Marrity and Daphne and Charlotte had eaten a vast breakfast at a Denny's in Palm Springs yesterday morning, and then taken a 10:00 A.M. Trailways bus from Palm Springs to San Bernardino. They had walked from the bus station to the street on which Marrity had left his pickup truck, and the truck had still been parked there, and had started up at Marrity's first twist of the key in the ignition. He had been able to feel Daphne's profound, weary relief; he thought he had even caught actual words — home soon.
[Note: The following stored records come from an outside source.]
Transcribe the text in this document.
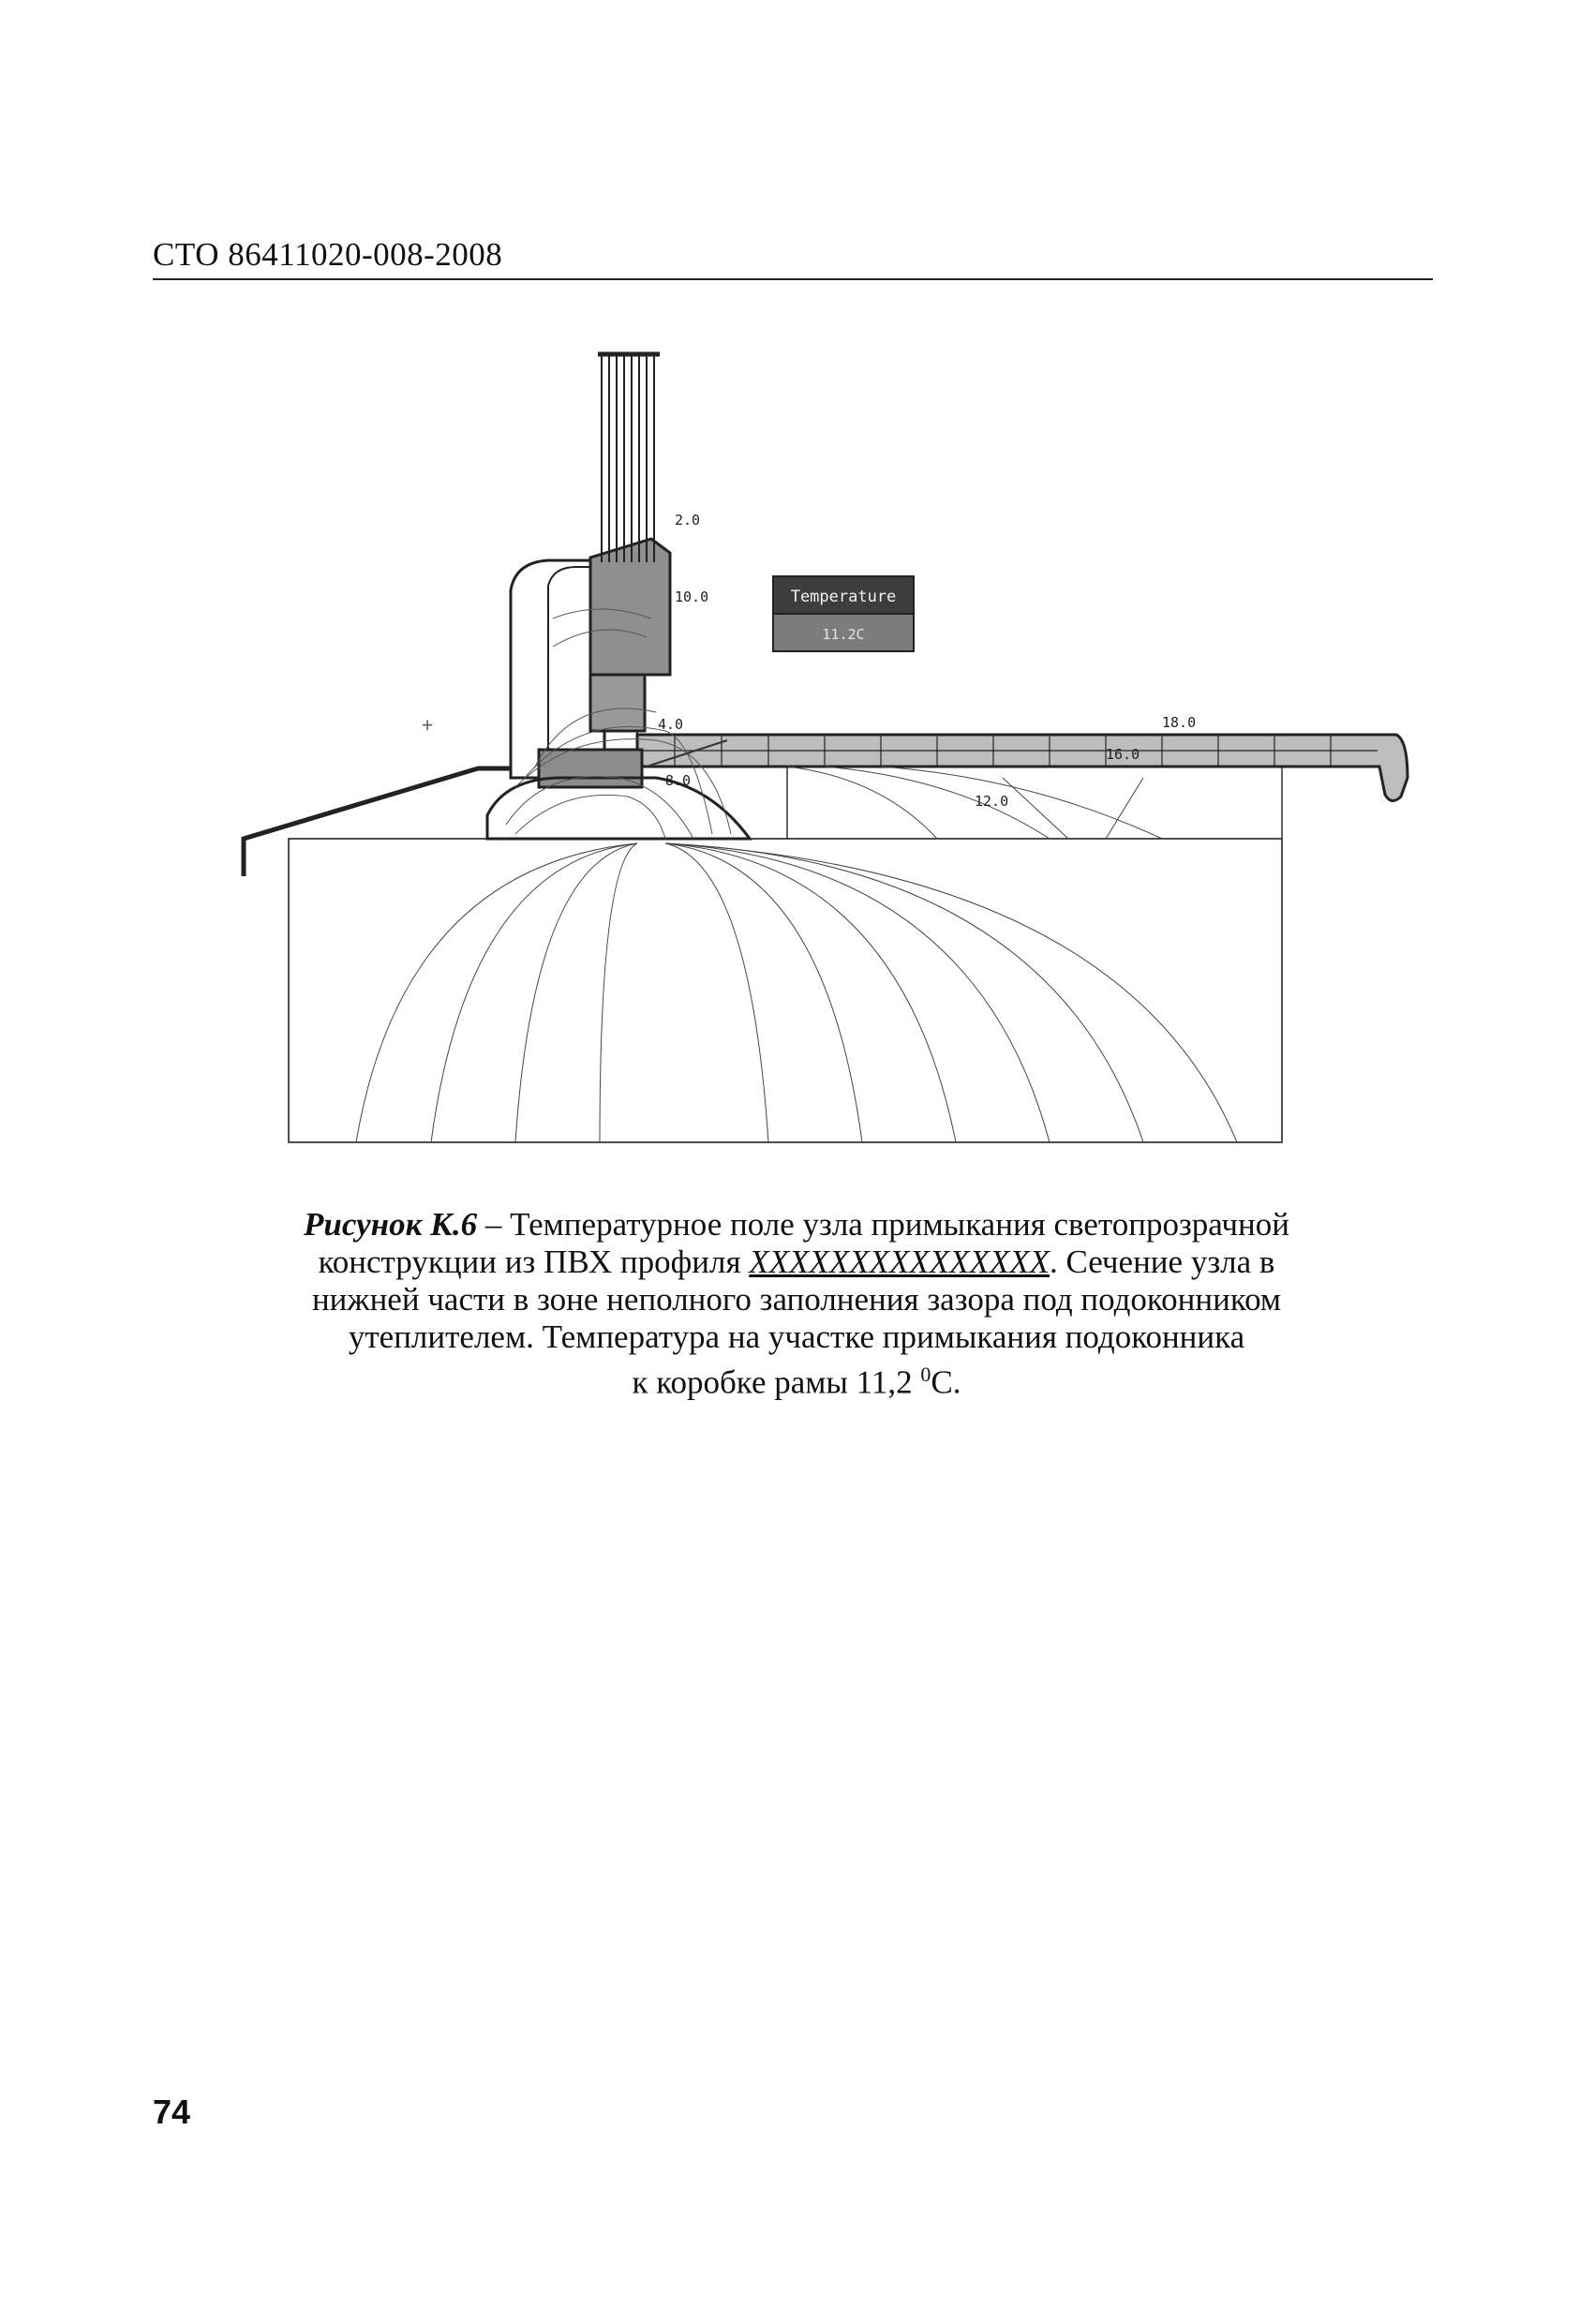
СТО 86411020-008-2008
Temperature
11.2C
18.0
16.0
12.0
8.0
4.0
2.0
10.0
+
Рисунок К.6 – Температурное поле узла примыкания светопрозрачной
конструкции из ПВХ профиля XXXXXXXXXXXXXXX. Сечение узла в
нижней части в зоне неполного заполнения зазора под подоконником
утеплителем. Температура на участке примыкания подоконника
к коробке рамы 11,2 $^0$С.
74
He knew now why he and Daphne had been experiencing their "psychic link" for the last couple of years, and why it had peaked and synchronized during these last several days, and why they would probably share it for a few more years before it faded away. And he knew why the 2006 version of himself had not had any such link with his version of Daphne.

It had been the moment, yesterday at dawn, when Marrity had projected his astral self out of his bullet-riddled body and then used himself to block Daphne's lifeline from Rascasse. Marrity's disembodied attention — his soul? — and Daphne's had clung together in that timeless non-space, and the connection they had established had extended in both directions, into the past as well as the future.

The old drunk Marrity had never done that, in either of his lifelines.

Daphne had not yet referred to the time line the two of them had climbed away from then — the time line in which Marrity had been killed. Lepidopt had saved Marrity by using the time machine to set the world back just a minute or so, but Marrity and Daphne had been "away" while he had done it, and so they had carried back down to the four-dimensional world the memories of the way it had been before Lepidopt's salvific jump.

Daphne had taken a long shower as soon as Marrity had driven the three of them back to the house, and she had used up all the hot water. But Charlotte, and then Marrity, had showered without caring what the water temperature was. Daphne was pleased to have towels and clean clothes.

Daphne had then slept until sundown, and at dusk Marrity had made a pot of Trader Joe's chili. He and Charlotte had been talking all afternoon, and after the chili the two adults sleepily sat through Mary Poppins as Daphne watched it again, since she had fallen asleep before it had ended on Sunday night. Marrity had felt free to doze during the movie, since Daphne was watching avidly and Charlotte could see it through her eyes if she wanted to.

Then they had all got twelve hours of sleep — Daphne in her own bed, Charlotte in Marrity's bed, and Marrity on the uphill living room couch.

In the morning Daphne wouldn't hear of them missing Grammar's funeral today.

Along with his keys, Marrity had put the crumpled Einstein envelope and the chip from the Chaplin slab into the pockets of his fresh slacks. He had had some idea of tucking them into the casket, but the casket had been closed at the mortuary. Marrity could come back sometime and shallowly bury the things under the grass.